No obstante, podemos establecer un primer balance numérico que aún sigue siendo una aproximación mínima y que necesitaría largas precisiones, pero que, según estimaciones personales, proporciona un aspecto de considerable magnitud y permite señalar de manera directa la gravedad del tema:
– URSS: 20 millones de muertos.
– China: 65 millones de muertos.
– Vietnam: 1 millón de muertos.
– Corea del Norte: 2 millones de muertos.
– Camboya: 2 millones de muertos.
– Europa Oriental: 1 millón de muertos.
– América Latina: 150.000 muertos.
– África: 1,7 millones de muertos.
– Afganistán: 1,5 millones de muertos.
– Movimiento comunista internacional y partidos comunistas no situados en el poder: una decena de millares de muertos.
El total se acerca a la cifra de cien millones de muertos.
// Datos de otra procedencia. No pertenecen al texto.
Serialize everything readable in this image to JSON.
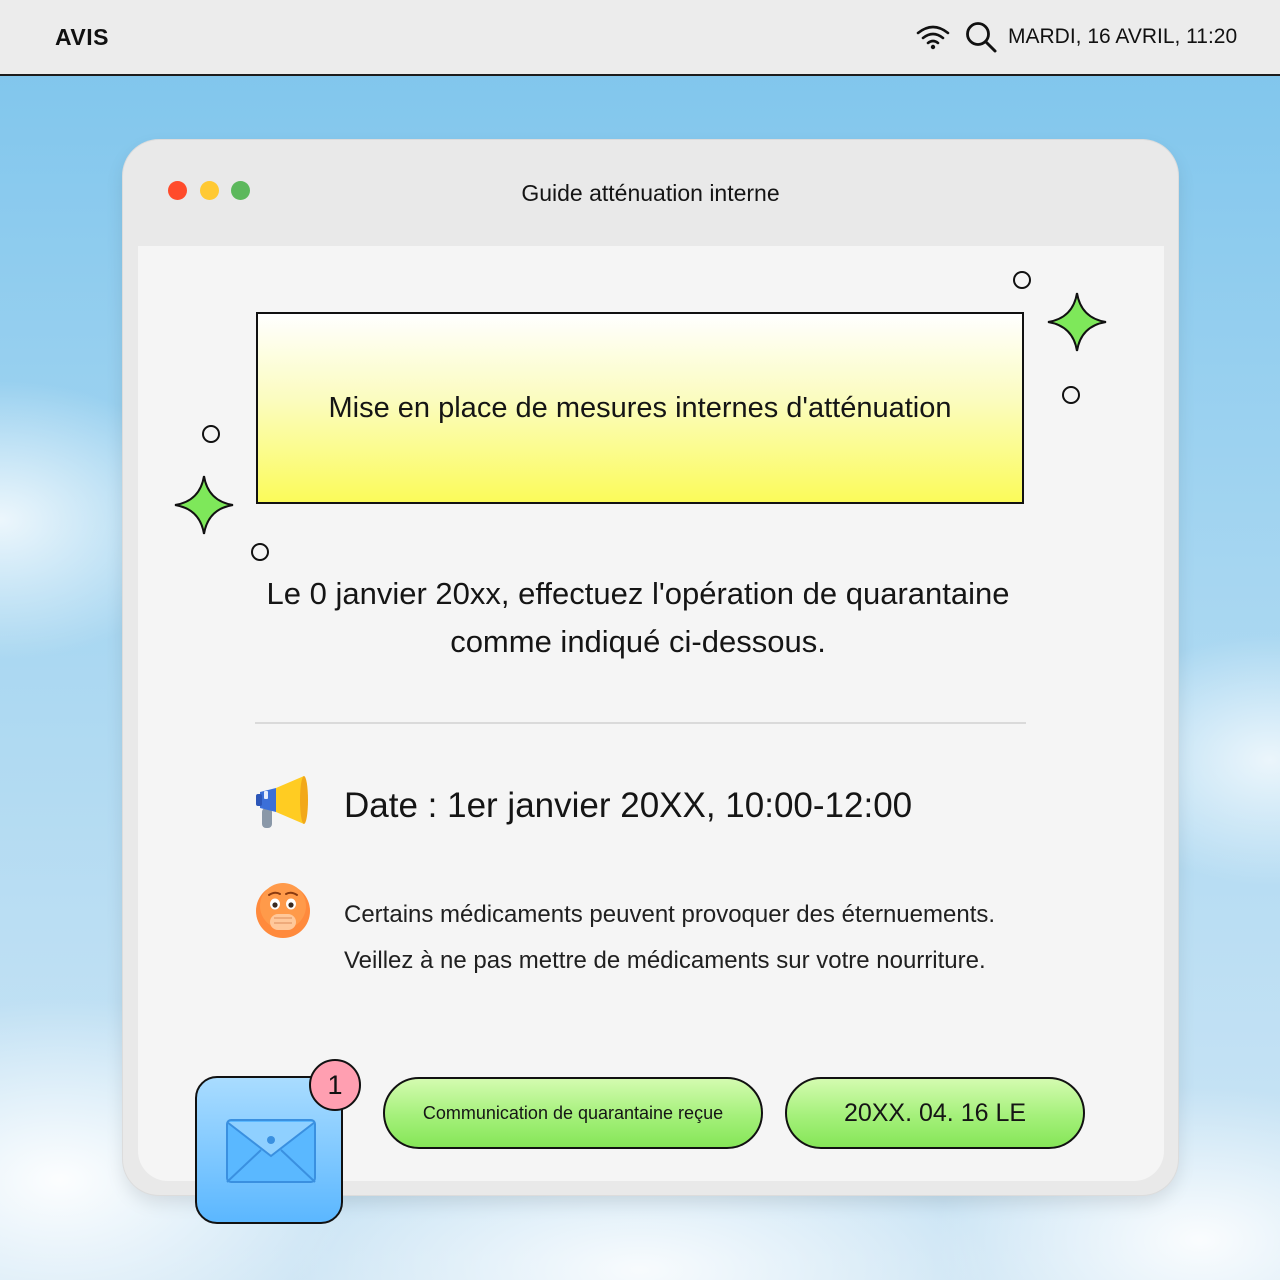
{
  "topbar": {
    "brand": "AVIS",
    "datetime": "MARDI, 16 AVRIL, 11:20",
    "icons": [
      "wifi-icon",
      "search-icon"
    ]
  },
  "window": {
    "title": "Guide atténuation interne",
    "controls": [
      "close",
      "minimize",
      "maximize"
    ]
  },
  "banner": {
    "text": "Mise en place de mesures internes d'atténuation"
  },
  "intro": {
    "line1": "Le 0 janvier 20xx, effectuez l'opération de quarantaine",
    "line2": "comme indiqué ci-dessous."
  },
  "details": {
    "date": "Date : 1er janvier 20XX, 10:00-12:00",
    "note_line1": "Certains médicaments peuvent provoquer des éternuements.",
    "note_line2": "Veillez à ne pas mettre de médicaments sur votre nourriture."
  },
  "footer": {
    "mail_badge": "1",
    "button1": "Communication de quarantaine reçue",
    "button2": "20XX. 04. 16 LE"
  },
  "colors": {
    "accent_green": "#86e658",
    "banner_yellow": "#fbfb5a",
    "mail_blue": "#5bb7ff",
    "badge_pink": "#ff9fb1"
  }
}
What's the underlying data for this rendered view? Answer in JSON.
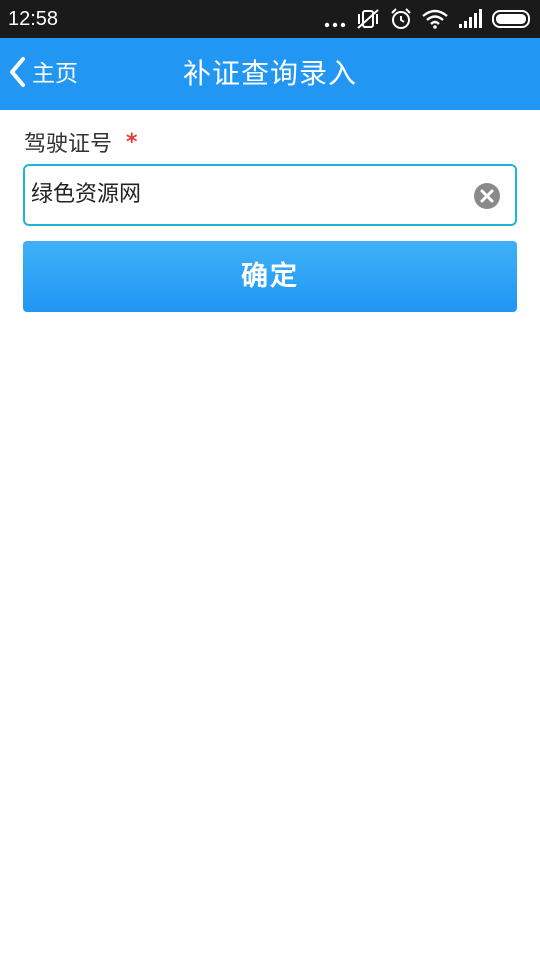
{
  "status_bar": {
    "time": "12:58",
    "icons": [
      "more-dots-icon",
      "vibrate-icon",
      "alarm-icon",
      "wifi-icon",
      "signal-icon",
      "battery-icon"
    ]
  },
  "header": {
    "back_label": "主页",
    "title": "补证查询录入",
    "background": "#2196f3"
  },
  "form": {
    "license_label": "驾驶证号",
    "required_mark": "*",
    "license_value": "绿色资源网",
    "confirm_label": "确定"
  },
  "colors": {
    "accent": "#2196f3",
    "input_border": "#1eb5d8",
    "required": "#e53935"
  }
}
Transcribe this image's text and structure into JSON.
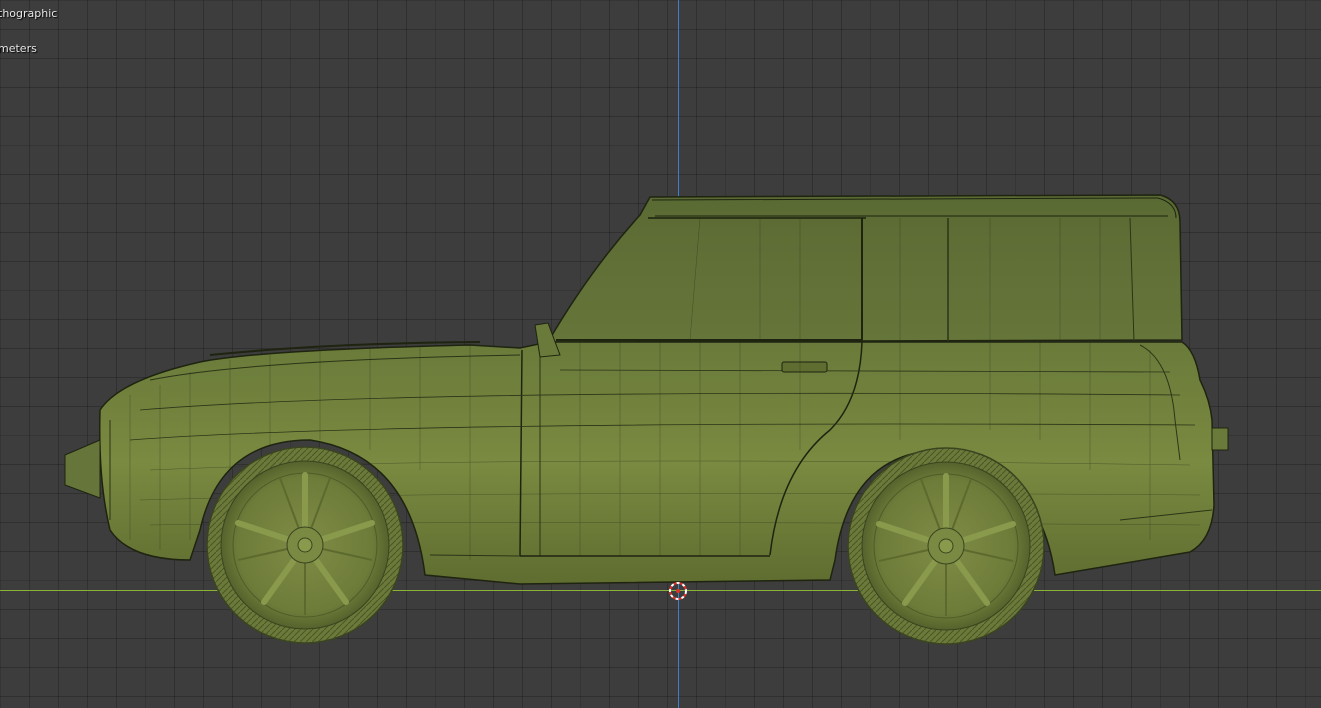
{
  "viewport": {
    "view_name": "Right Orthographic",
    "view_name_visible": "thographic",
    "unit_scale": "Meters",
    "unit_scale_visible": "meters"
  },
  "colors": {
    "background": "#3d3d3d",
    "axis_x": "#8ab234",
    "axis_y": "#3f7ec9",
    "model": "#6b7b3a",
    "wire": "#1e2410"
  },
  "icons": {
    "cursor": "3d-cursor-icon"
  },
  "scene": {
    "object": "suv-car-model"
  }
}
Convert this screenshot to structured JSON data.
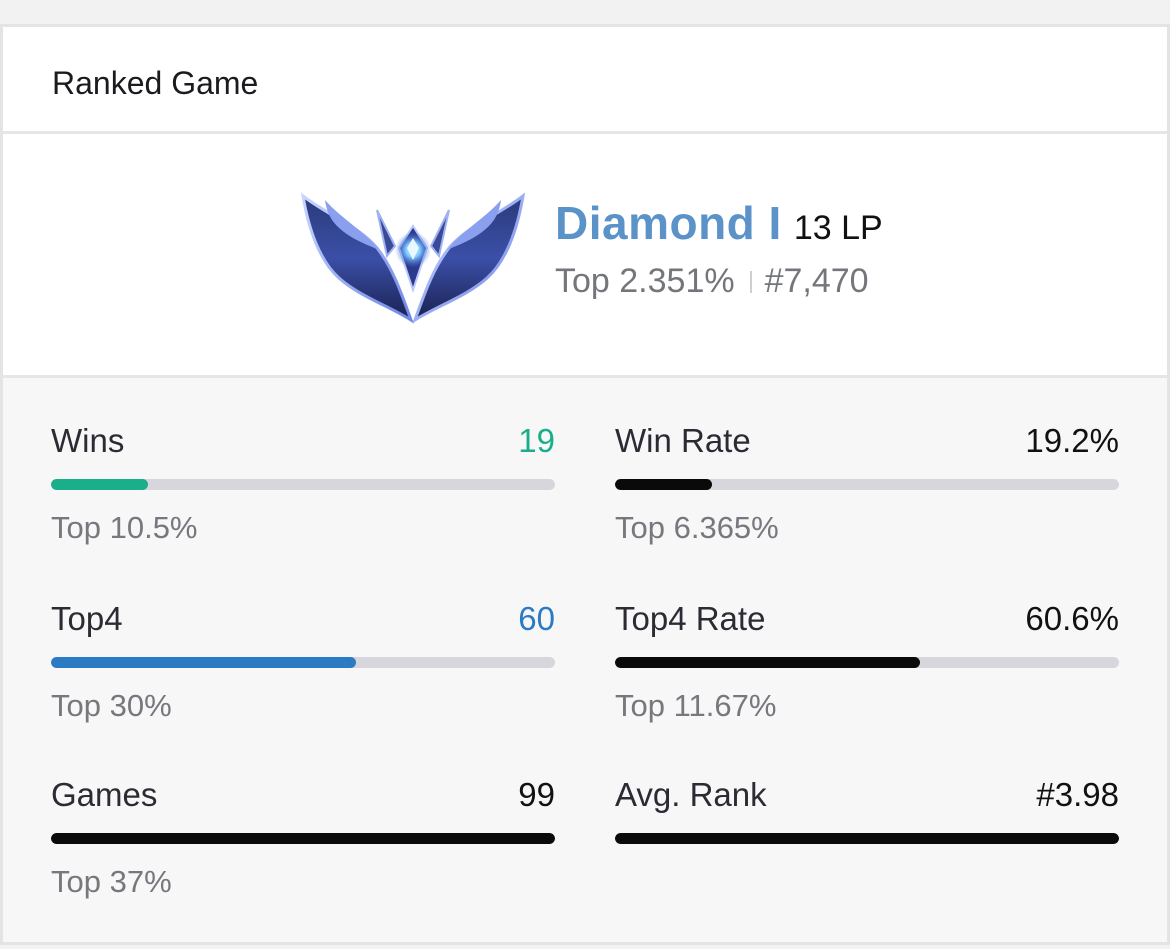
{
  "header": {
    "title": "Ranked Game"
  },
  "tier": {
    "name": "Diamond I",
    "lp": "13 LP",
    "top_percent": "Top 2.351%",
    "rank": "#7,470",
    "emblem_icon": "diamond-rank-emblem-icon"
  },
  "stats": [
    {
      "label": "Wins",
      "value": "19",
      "value_color": "#1aae8b",
      "bar_fraction": 0.192,
      "bar_color": "#1aae8b",
      "footer": "Top 10.5%"
    },
    {
      "label": "Win Rate",
      "value": "19.2%",
      "value_color": "#111111",
      "bar_fraction": 0.192,
      "bar_color": "#0a0a0a",
      "footer": "Top 6.365%"
    },
    {
      "label": "Top4",
      "value": "60",
      "value_color": "#2a7bc4",
      "bar_fraction": 0.606,
      "bar_color": "#2a7bc4",
      "footer": "Top 30%"
    },
    {
      "label": "Top4 Rate",
      "value": "60.6%",
      "value_color": "#111111",
      "bar_fraction": 0.606,
      "bar_color": "#0a0a0a",
      "footer": "Top 11.67%"
    },
    {
      "label": "Games",
      "value": "99",
      "value_color": "#111111",
      "bar_fraction": 1.0,
      "bar_color": "#0a0a0a",
      "footer": "Top 37%"
    },
    {
      "label": "Avg. Rank",
      "value": "#3.98",
      "value_color": "#111111",
      "bar_fraction": 1.0,
      "bar_color": "#0a0a0a",
      "footer": ""
    }
  ]
}
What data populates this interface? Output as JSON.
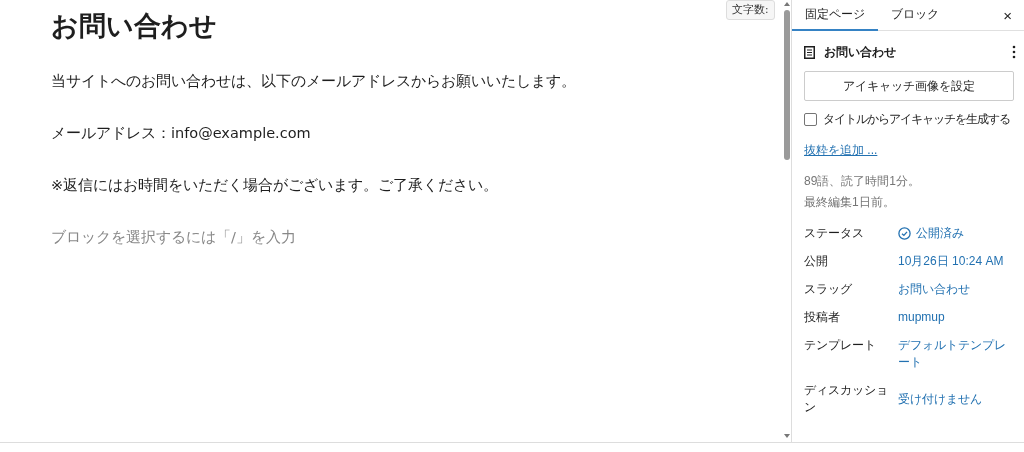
{
  "editor": {
    "word_count_button": "文字数:",
    "title": "お問い合わせ",
    "paragraphs": [
      {
        "text": "当サイトへのお問い合わせは、以下のメールアドレスからお願いいたします。"
      },
      {
        "text": "メールアドレス：info@example.com"
      },
      {
        "text": "※返信にはお時間をいただく場合がございます。ご了承ください。"
      }
    ],
    "block_placeholder": "ブロックを選択するには「/」を入力"
  },
  "sidebar": {
    "tabs": [
      {
        "label": "固定ページ",
        "selected": true
      },
      {
        "label": "ブロック",
        "selected": false
      }
    ],
    "close": "×",
    "page_title": "お問い合わせ",
    "featured_image_button": "アイキャッチ画像を設定",
    "generate_checkbox": {
      "label": "タイトルからアイキャッチを生成する",
      "checked": false
    },
    "excerpt_link": "抜粋を追加 ...",
    "stats": "89語、読了時間1分。",
    "last_edited": "最終編集1日前。",
    "fields": [
      {
        "label": "ステータス",
        "value": "公開済み",
        "kind": "status"
      },
      {
        "label": "公開",
        "value": "10月26日 10:24 AM",
        "kind": "link"
      },
      {
        "label": "スラッグ",
        "value": "お問い合わせ",
        "kind": "link"
      },
      {
        "label": "投稿者",
        "value": "mupmup",
        "kind": "link"
      },
      {
        "label": "テンプレート",
        "value": "デフォルトテンプレート",
        "kind": "link"
      },
      {
        "label": "ディスカッション",
        "value": "受け付けません",
        "kind": "link"
      }
    ]
  }
}
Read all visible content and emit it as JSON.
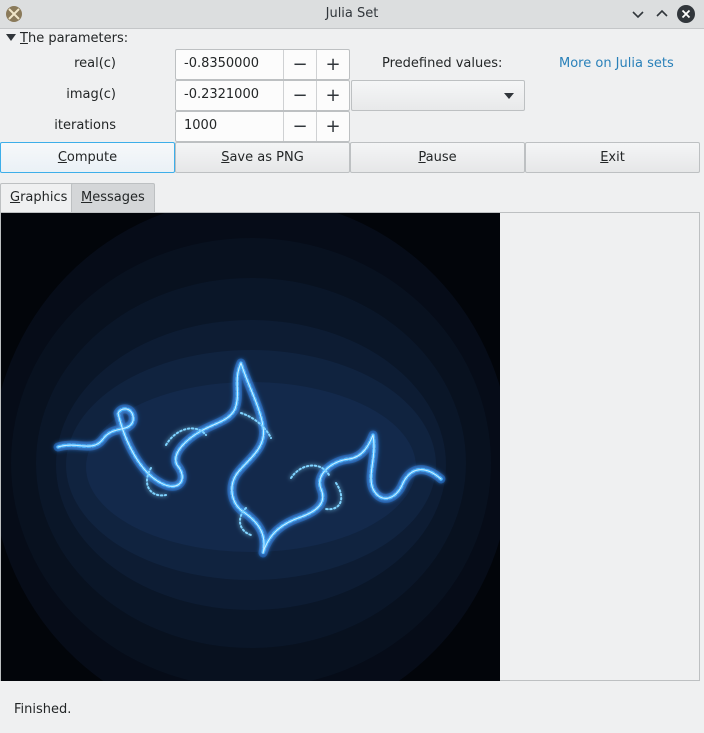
{
  "window": {
    "title": "Julia Set"
  },
  "params_header": {
    "mnemonic": "T",
    "rest": "he parameters:"
  },
  "params": [
    {
      "label": "real(c)",
      "value": "-0.8350000",
      "minus": "−",
      "plus": "+"
    },
    {
      "label": "imag(c)",
      "value": "-0.2321000",
      "minus": "−",
      "plus": "+"
    },
    {
      "label": "iterations",
      "value": "1000",
      "minus": "−",
      "plus": "+"
    }
  ],
  "predefined": {
    "label": "Predefined values:",
    "selected": ""
  },
  "link": "More on Julia sets",
  "buttons": {
    "compute": {
      "mn": "C",
      "rest": "ompute"
    },
    "save": {
      "mn": "S",
      "rest": "ave as PNG"
    },
    "pause": {
      "mn": "P",
      "rest": "ause"
    },
    "exit": {
      "mn": "E",
      "rest": "xit"
    }
  },
  "tabs": {
    "graphics": {
      "mn": "G",
      "rest": "raphics"
    },
    "messages": {
      "mn": "M",
      "rest": "essages"
    }
  },
  "status": "Finished.",
  "colors": {
    "accent": "#3daee9",
    "link": "#2980b9",
    "fractal": "#4db8ff",
    "canvas_bg": "#02050a"
  }
}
Este grado de magnitud oculta grandes diferencias entre las distintas situaciones. Resulta indiscutible que en términos relativos la palma se la lleva Camboya, donde Pol Pot, en tres años y medio, llegó a matar de la manera más atroz –hambre generalizada, tortura– aproximadamente a la cuarta parte de la población total del país. Sin embargo, la experiencia maoísta sobrecoge por la magnitud de las masas afectadas. En cuanto a la Rusia leninista y estalinista, hiela la sangre por su aspecto experimental pero perfectamente reflexionado, lógico y político.
[...]
Nuestra obra contiene muchas palabras y pocas imágenes. En ella se aborda uno de los puntos sensibles de la ocultación de los crímenes del comunismo: en una sociedad mundial hipermediatizada, en que la imagen –fotografiada o televisada– es lo único que merece credibilidad ante la opinión pública, solamente disponemos de algunas escasas fotografías de los archivos dedicados al Gulag o al Laogay, y ninguna foto de la deskulakización o del hambre durante el Gran Salto Adelante. Los vencedores de Nüremberg pudieron fotografiar y filmar con profusión los millares de cadáveres del campo de concentración de Bergen-Belsen y se han encontrado las fotos tomadas por los mismos verdugos, como ese alemán que dispara a bocajarro sobre una mujer que lleva a su hijo en brazos. Nada de eso existe en relación con el mundo comunista, en que se había organizado el terror en el seno del secreto más estricto.
No se contente el lector con algunos documentos iconográficos reunidos aquí. Consagre el tiempo necesario a conocer, página a página, el calvario sufrido por millones de seres humanos. Realice el indispensable esfuerzo de imaginación para representarse lo que fue esa inmensa tragedia que va a continuar marcando la historia mundial durante las próximas décadas. Entonces se planteará la cuestión esencial: ¿por qué? ¿Por qué Lenin, Trotsky, Stalin y los demás consideraron necesario exterminar a todos aquellos a los que designaban como "enemigos"? ¿Por qué se creyeron autorizados a conculcar el código no escrito que rige la vida de la humanidad: "No matarás"?